Introduction
Interest in tricuspid valve (TV) pathology has recently grown, due to reported poor clinical outcome of patients affected by tricuspid regurgitation (TR) and the impact on long-term survival of such pathology1–3. In particular, isolated TR has been traditionally managed with medical therapy for a long time before referring patients to surgery. Indeed earlier referral has been discouraged by the poor results of tricuspid repair or replacement whose hospital mortality has remained stable around 10%4–7over the years. The current European8 and American9 Guidelines for the management of valvular disease provide somehow different recommendations for isolated tricuspid surgery. The American guidelines tend to be more conservative and suggest waiting for signs or symptoms of “right heart failure” before recommending tricuspid repair (TVr) or replacement (TVR) (class IIa or IIb depending on the etiology). In asymptomatic patients with primary severe isolated TR and progressive RV dilation/dysfunction only a class IIb recommendation is given.
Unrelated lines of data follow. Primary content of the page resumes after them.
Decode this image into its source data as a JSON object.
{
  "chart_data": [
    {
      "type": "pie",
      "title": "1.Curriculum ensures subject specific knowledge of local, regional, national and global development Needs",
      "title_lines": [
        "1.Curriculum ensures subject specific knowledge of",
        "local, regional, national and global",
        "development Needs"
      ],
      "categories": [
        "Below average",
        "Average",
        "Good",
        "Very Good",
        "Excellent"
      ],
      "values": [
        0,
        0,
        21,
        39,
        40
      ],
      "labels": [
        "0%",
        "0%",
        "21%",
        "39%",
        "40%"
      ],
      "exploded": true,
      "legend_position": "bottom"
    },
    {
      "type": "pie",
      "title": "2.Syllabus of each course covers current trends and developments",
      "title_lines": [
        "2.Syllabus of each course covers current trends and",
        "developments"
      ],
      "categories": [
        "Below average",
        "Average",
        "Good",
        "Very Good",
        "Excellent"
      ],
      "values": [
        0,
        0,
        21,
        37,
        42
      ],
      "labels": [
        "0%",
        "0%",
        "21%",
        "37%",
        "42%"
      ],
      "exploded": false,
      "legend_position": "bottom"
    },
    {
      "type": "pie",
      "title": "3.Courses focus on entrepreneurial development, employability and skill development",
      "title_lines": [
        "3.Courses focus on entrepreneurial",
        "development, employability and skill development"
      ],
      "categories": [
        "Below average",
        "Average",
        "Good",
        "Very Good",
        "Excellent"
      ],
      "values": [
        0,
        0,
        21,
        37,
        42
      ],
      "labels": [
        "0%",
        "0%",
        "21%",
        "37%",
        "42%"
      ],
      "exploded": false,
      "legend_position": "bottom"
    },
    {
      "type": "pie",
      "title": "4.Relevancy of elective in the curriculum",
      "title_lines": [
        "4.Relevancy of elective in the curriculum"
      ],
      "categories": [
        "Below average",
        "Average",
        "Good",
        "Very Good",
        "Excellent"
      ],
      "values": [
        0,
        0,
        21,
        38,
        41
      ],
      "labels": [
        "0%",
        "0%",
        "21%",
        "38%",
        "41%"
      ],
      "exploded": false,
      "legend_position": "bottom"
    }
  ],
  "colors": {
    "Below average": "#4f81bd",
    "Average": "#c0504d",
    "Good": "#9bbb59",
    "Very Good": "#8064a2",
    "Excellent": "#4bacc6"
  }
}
Unfortunately, in severe isolated TR, “persisting symptoms” usually develop only in advanced stages of the disease being mainly the clinical manifestation of right ventricular failure, with organ damage and hepato-renal syndrome10. These patients face high morbidity and mortality after surgery, further fuelling the belief of TV surgery being a high-risk procedure. On the other hand, European Guidelines strongly support an earlier surgical referral, even in asymptomatic patients, with initial RV dilation/dysfunction to achieve low hospital mortality and better postoperative outcome8. Indeed, the surgical act of tricuspid repair or replacement is not technically demanding in itself and the outcome is therefore almost exclusively depending on the baseline patient’s profile. The absence of a validated risk score for such surgical procedures, poses further uncertainty regarding the best management of these patients and the correct timing of intervention11–14. A better understanding of the baseline characteristics of patients who experience a regular versus a non-regular postoperative course can help the decision-making regarding the surgical timing of those challenging cases.
The aim of this study was to better define the profile of patients who had a smooth versus a complicated postoperative course following isolated tricuspid valve surgery, in order to try to identify predictors of a favourable or unfavourable in-hospital outcome.